Então o Presidente Erdogan, não propriamente conhecido pelo humor ou compreensão das críticas, pode agora congelar a conta bancária de qualquer pessoa contra quem tenha obtido um mandato de terror. Assim, com uma regra de direito minimamente corrupta: de qualquer pessoa que o incomode.

O dinheiro que está nas contas bancárias turcas, em carteiras e cofres – que pertence apenas ao seu proprietário pro forma. Se o governo gostar, tem os meios legais para o confiscar a qualquer momento.

Isto torna a Bitcoin extremamente importante para os residentes da Turquia por duas razões: por um lado, porque a Bitcoin é uma das poucas opções que restam para possuir dinheiro “a sério” e não à mercê de um presidente cada vez mais pressionado. Por outro lado, para se proteger da rápida inflação, que atingiu cerca de 25% este ano contra o euro, e que está a fazer com que cada vez mais pessoas no país caiam na pobreza e na fome. Philipp Mattheis, autor do boletim informativo BlingBling e perito na Turquia, descreve-o desta forma:

“Isto atingiu em particular a classe média turca, que desde então tem vindo a sofrer erosão. As viagens de férias para a Europa e os EUA ainda eram padrão para muitos turcos há dez anos atrás. Hoje em dia, devido ao declínio da lira, quase ninguém se pode dar a esse luxo… Os salários não conseguem acompanhar a inflação. As t-shirtysomethings com um diploma e alguns anos de experiência de trabalho raramente ganham o equivalente a 800 Euros. “

“Guerra às moedas criptográficas “

Durante muito tempo, o Bitcoin e as moedas criptográficas foram um tema de nicho na Turquia. Havia uma classe pequena, financeiramente educada e rica cujos membros utilizavam moedas criptográficas para escapar à inflação crescente e ganhar dinheiro.

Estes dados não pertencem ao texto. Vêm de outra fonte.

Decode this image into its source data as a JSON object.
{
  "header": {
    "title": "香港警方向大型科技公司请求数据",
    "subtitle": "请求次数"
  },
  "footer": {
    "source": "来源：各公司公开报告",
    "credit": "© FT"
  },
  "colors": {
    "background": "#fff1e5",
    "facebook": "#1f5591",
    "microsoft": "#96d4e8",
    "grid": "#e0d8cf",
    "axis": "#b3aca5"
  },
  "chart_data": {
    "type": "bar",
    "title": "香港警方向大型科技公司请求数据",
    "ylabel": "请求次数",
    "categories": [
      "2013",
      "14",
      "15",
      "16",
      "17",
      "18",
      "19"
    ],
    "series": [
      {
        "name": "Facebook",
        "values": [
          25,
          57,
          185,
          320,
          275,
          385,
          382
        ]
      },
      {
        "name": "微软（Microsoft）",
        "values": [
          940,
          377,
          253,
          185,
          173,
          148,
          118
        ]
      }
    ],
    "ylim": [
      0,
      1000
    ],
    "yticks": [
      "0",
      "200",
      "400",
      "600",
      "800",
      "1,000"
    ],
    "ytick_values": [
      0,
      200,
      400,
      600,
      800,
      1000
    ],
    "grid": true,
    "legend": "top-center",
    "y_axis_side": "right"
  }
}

Entretanto, no entanto, segundo relata Philipp Mattheis, este tornou-se um fenómeno de massas. Fala de Yalcin, que “joga com moedas de merda” no Binance, mas também tem uma conta numa bolsa turca para investir em moedas de merda. Ele pensa que todos o estão a fazer neste momento. Um cineasta que conhece Mattheis também confirma isto. Durante o encerramento, diz ela, quase todos estiveram envolvidos com Bitcoin; alguns deles estão a poupar em Bitcoin, outros estão a negociar em criptogramas e merdosos.

O governo está cada vez mais desconfortável com esta tendência. “Estamos em guerra com as moedas criptográficas” disse o Presidente Erdogan recentemente, a 18 de Setembro. A revista Bitcoin sublinha que deve ser uma guerra “entre a tribo de Erdogan e Bitcoin”, uma vez que “os cidadãos do país voltam-se para Bitcoin mais do que nunca”.

As duas maiores bolsas de Bitcoin da Turquia, por exemplo, dizem ter mais de cinco milhões de utilizadores – enquanto mais de dois milhões de pessoas investiram em acções pela primeira vez em Janeiro. Não se deve levar os números demasiado a sério – mas eles mostram a dimensão do que está a acontecer, mesmo que se os ponha numa perspectiva considerável.

O governo turco não pode proibir o ouro porque é demasiado popular entre a população. O Bitcoin pode apenas obter o mesmo estatuto.